The landscape is arbitrarily merged with a fairly flat surface that has minor height variation.

The blended landscape is given another set of noise, blend and erosion nodes.

The height is adjusted and eroded to give smoother shapes at the base of slopes.

At this point Patrick likes the scree slopes that have appeared in the previous screenshot and decides to add nodes to create the effect on a larger scale.

Irregularities are added to the sand slopes by adding a noise to the slopes and blurring the result down the slope.

An additional detail are heightmap bumps.

Normal Maps

The final level of detail is added to the normal maps. The normal maps define the angle of a surface but this does not affect the physical surface, it only affects the visual surface via the lighting arrangement.

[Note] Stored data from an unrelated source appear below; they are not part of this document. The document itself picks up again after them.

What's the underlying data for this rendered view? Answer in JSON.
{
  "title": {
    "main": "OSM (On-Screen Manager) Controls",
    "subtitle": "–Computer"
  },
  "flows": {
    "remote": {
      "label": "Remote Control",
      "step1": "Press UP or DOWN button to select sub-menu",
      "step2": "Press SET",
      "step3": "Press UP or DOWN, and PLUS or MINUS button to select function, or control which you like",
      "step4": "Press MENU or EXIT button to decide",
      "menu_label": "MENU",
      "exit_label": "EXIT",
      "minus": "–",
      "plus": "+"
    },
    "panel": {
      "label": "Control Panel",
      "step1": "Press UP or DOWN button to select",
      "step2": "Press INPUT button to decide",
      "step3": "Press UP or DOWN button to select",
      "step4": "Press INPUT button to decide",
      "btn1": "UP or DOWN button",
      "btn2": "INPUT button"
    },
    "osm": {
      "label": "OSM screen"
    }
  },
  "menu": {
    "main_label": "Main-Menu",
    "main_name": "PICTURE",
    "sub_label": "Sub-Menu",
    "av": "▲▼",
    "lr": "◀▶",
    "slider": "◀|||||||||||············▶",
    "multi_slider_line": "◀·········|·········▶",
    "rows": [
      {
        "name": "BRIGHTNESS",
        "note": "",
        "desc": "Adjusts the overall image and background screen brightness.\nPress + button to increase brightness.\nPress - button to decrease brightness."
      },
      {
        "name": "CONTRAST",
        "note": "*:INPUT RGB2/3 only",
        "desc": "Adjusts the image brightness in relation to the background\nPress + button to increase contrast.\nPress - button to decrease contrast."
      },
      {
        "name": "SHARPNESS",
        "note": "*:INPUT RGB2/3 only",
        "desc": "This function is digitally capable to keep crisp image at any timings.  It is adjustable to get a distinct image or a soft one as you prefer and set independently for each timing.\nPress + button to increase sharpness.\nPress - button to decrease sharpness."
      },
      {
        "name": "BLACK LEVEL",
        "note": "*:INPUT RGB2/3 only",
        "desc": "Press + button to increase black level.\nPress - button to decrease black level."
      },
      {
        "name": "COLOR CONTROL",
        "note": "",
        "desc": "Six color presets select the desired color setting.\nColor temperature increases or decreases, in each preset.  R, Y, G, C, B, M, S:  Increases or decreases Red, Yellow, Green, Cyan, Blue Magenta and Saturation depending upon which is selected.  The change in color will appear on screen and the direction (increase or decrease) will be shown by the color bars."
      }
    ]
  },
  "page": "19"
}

In this way, detailed scattering of surface normals will make a surface look very grainy, but this will not be taken into account in physics calculations. As far as a player is concerned the ‘normals’ variations only exist visually.

Colour Palette

Colour palettes are defined for each environment. The surface is now coloured with a blend of sands and the scree slopes tend to be lighter than the other surfaces.

The rocky details from an earlier erosion pass are given a dark colour to look like a harder wearing rock.

Another layer of noise adds small scale dark dots all over, and to make stop the level of detail becoming overwhelming, it’s effect is reduced by 80%.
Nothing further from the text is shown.